皇上私下召見陸大學士,屏退了宮人,連他的心腹乾公公都立在門外。
陸啟鬆一踏入禦書房,眉頭便微微皺緊,平日裏笑臉迎人的皇帝背對著他負手而立,散發著一股懾人的鋒利。
“皇上連夜召見微臣,不知所謂何事?”這隻狡猾的老狐狸,素來懂得何為以靜製動,皇帝擺明了不給他好臉色看,他倒是收斂了心神,掩去心虛,神情坦然地詢問。
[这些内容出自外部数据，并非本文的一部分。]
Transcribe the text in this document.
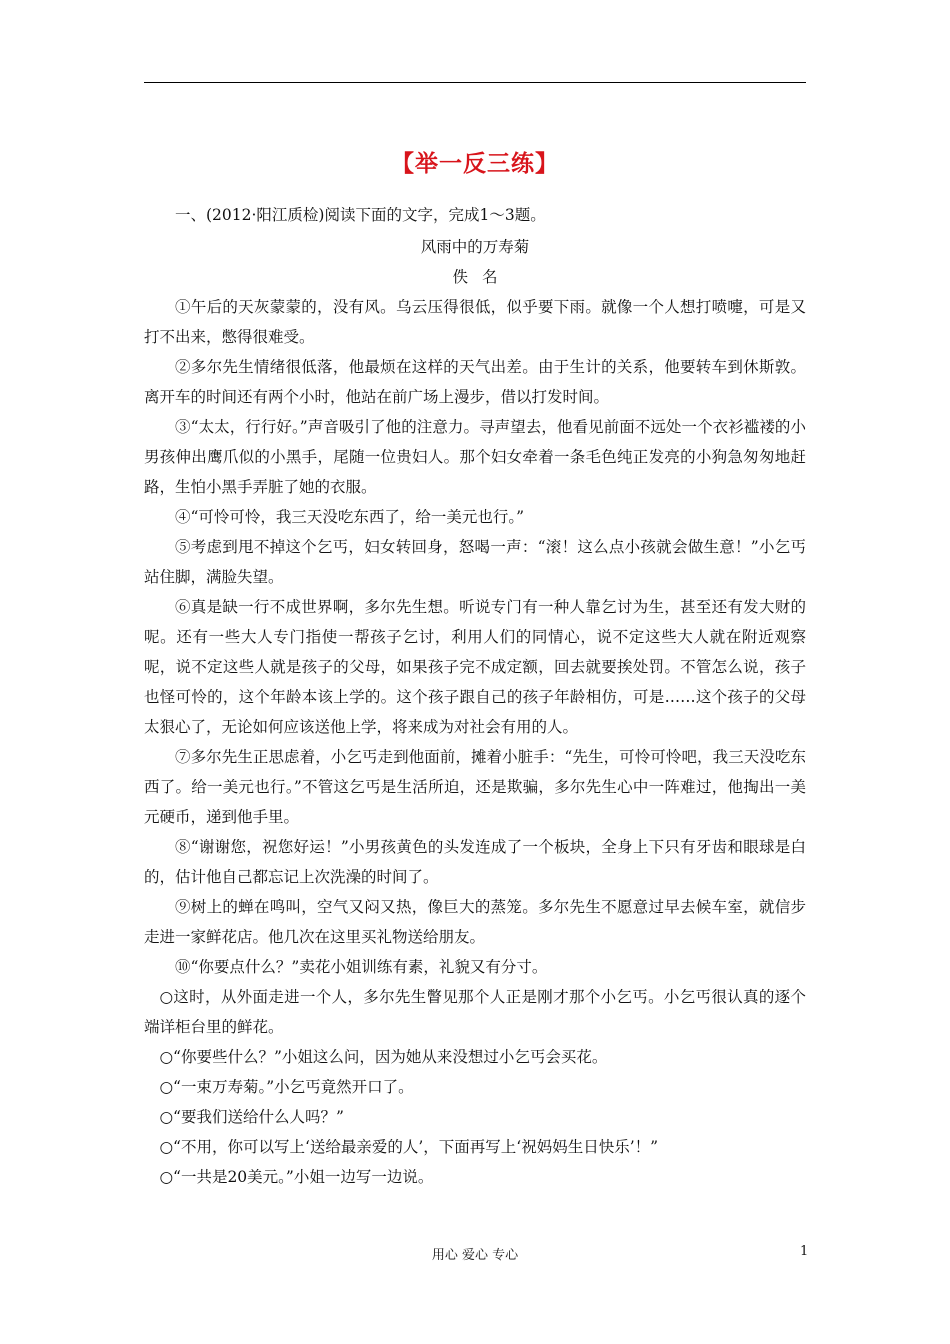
【举一反三练】

一、(2012·阳江质检)阅读下面的文字，完成1～3题。

风雨中的万寿菊

佚名

①午后的天灰蒙蒙的，没有风。乌云压得很低，似乎要下雨。就像一个人想打喷嚏，可是又打不出来，憋得很难受。

②多尔先生情绪很低落，他最烦在这样的天气出差。由于生计的关系，他要转车到休斯敦。离开车的时间还有两个小时，他站在前广场上漫步，借以打发时间。

③“太太，行行好。”声音吸引了他的注意力。寻声望去，他看见前面不远处一个衣衫褴褛的小男孩伸出鹰爪似的小黑手，尾随一位贵妇人。那个妇女牵着一条毛色纯正发亮的小狗急匆匆地赶路，生怕小黑手弄脏了她的衣服。

④“可怜可怜，我三天没吃东西了，给一美元也行。”

⑤考虑到甩不掉这个乞丐，妇女转回身，怒喝一声：“滚！这么点小孩就会做生意！”小乞丐站住脚，满脸失望。

⑥真是缺一行不成世界啊，多尔先生想。听说专门有一种人靠乞讨为生，甚至还有发大财的呢。还有一些大人专门指使一帮孩子乞讨，利用人们的同情心，说不定这些大人就在附近观察呢，说不定这些人就是孩子的父母，如果孩子完不成定额，回去就要挨处罚。不管怎么说，孩子也怪可怜的，这个年龄本该上学的。这个孩子跟自己的孩子年龄相仿，可是……这个孩子的父母太狠心了，无论如何应该送他上学，将来成为对社会有用的人。

⑦多尔先生正思虑着，小乞丐走到他面前，摊着小脏手：“先生，可怜可怜吧，我三天没吃东西了。给一美元也行。”不管这乞丐是生活所迫，还是欺骗，多尔先生心中一阵难过，他掏出一美元硬币，递到他手里。

⑧“谢谢您，祝您好运！”小男孩黄色的头发连成了一个板块，全身上下只有牙齿和眼球是白的，估计他自己都忘记上次洗澡的时间了。

⑨树上的蝉在鸣叫，空气又闷又热，像巨大的蒸笼。多尔先生不愿意过早去候车室，就信步走进一家鲜花店。他几次在这里买礼物送给朋友。

⑩“你要点什么？”卖花小姐训练有素，礼貌又有分寸。

○这时，从外面走进一个人，多尔先生瞥见那个人正是刚才那个小乞丐。小乞丐很认真的逐个端详柜台里的鲜花。

○“你要些什么？”小姐这么问，因为她从来没想过小乞丐会买花。

○“一束万寿菊。”小乞丐竟然开口了。

○“要我们送给什么人吗？”

○“不用，你可以写上‘送给最亲爱的人’，下面再写上‘祝妈妈生日快乐’！”

○“一共是20美元。”小姐一边写一边说。

用心 爱心 专心	1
明黃色的人影冷哼一聲,廣袖一揮將書案上的冊子往地上一掃,反唇譏笑,“陸愛卿還問朕何事?朕倒是要問一問,陸大人背著朕都做了些什麽好事?”
一疊賬冊落到地上,四散開來,陸啟鬆不語,低頭撿起地上的賬冊,雙眸一緊,在觸及賬冊上的數字時,緊繃的神色又不著痕跡地微微一鬆,快得讓人抓不住。
“朕等著愛卿的解釋。”上官澤依然背著身,聲音裏透著震怒。
這是前幾年的賬冊,陸大學士曾一度被委以重任,許多朝廷下發到地方的撥款都經過他手,而他暗中克扣下不少銀子,一筆一筆,都記錄在案。
“皇上,老臣鬥膽請問這些賬冊是哪裏來的?”陸啟鬆頓了頓,旋即表起了忠誠,“老臣遵先帝遺命,輔佐皇上,怎麽會做出如此大逆不道之事?定是那些奸妄之徒栽贓嫁禍,要離間皇上與老臣之間的君臣之情。”
背著身的上官澤,唇角微微泛起譏笑,他早就猜到他不會承認。
“老臣對皇上的忠心,天地可鑒,還請皇上還老臣清白。”陸啟鬆見上官澤紋絲不動,心中有些打鼓,吃不準他是什麽意思。
在陸大學士心裏,上官澤是個好說話的皇帝,溫和優雅,十足的書生氣,若非皇帝的三個智囊王爺,他的皇位必定不穩,所以對著皇帝時,並不見多麽恭敬。
“清白?愛卿在說笑麽?”上官澤突然轉過身,似笑非笑,“愛卿如今的門生遍及朝廷上下,是不是有一日,打算對這個皇位也取而代之了?”